Having lost his mother several years ago, Sijou lives with his father and like every other children in the village, plays, swims and throw tantrums. Sijou and his friends often steal melons from a farmer’s house to play with it. But one day, Sijou is caught red handed while stealing melons and is presented before the village headman. The headman orders Sijou’s father to pay a bag full of rice to the farmer as a form of punishment. His father pays the price and things get back to normal until one day the Gongars (Bhutanese officials) come to the village to collect tax. Sijou father has nothing to offer as he has already given his bag of rice to the farmer. Denchen (Jayanta Narzary), the governor appointed by the king shows no sympathy and takes the father-son duo as slaves. Sijou’s father succumbs to fever at Denchen’s palace, leaving his son alone to bear the atrocities of the governor. Denchen plans to sell Sijou in the slave market, but Karma (Omprakash Kherkatary), Denchen’s ‘Man Friday’, unable to bear the atrocities meted out to women and child slaves, helps Sijou escape. Karma is killed while on the run. What happens to Sijou forms the rest of the plot.

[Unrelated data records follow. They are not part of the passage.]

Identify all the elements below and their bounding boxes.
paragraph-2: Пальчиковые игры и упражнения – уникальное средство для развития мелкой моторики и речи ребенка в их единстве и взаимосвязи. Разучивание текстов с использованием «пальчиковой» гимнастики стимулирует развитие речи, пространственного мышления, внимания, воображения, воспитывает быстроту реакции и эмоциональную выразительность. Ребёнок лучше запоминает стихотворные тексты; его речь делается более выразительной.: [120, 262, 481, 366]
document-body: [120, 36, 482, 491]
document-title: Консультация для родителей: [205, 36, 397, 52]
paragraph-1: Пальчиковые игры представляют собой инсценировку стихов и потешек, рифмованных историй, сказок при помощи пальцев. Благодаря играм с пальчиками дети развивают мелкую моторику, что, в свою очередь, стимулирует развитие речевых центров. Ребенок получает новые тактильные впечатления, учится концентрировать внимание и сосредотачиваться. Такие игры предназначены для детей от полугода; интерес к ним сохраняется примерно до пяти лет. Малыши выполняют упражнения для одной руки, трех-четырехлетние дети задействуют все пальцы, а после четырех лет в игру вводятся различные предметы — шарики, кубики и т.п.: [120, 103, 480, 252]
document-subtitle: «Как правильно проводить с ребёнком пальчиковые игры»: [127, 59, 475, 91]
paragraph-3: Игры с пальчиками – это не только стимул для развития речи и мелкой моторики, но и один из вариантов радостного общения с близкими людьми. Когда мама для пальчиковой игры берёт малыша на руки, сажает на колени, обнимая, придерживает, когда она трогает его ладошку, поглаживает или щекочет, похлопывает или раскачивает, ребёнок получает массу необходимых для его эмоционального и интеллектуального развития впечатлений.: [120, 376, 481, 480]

The historical drama, said to be based on true events, is written and directed by Vishal P Chaliha and produced by National Award willing filmmaker Preeyam Kherkatary Chaliha. The film won the awards of Best Director, Best Indian Feature Film and Best Debut Filmmaker of Feature Film at the Golden Sparrow International Film Festival, held at Chennai in February this year.
It is slated for a theatrical release later this year.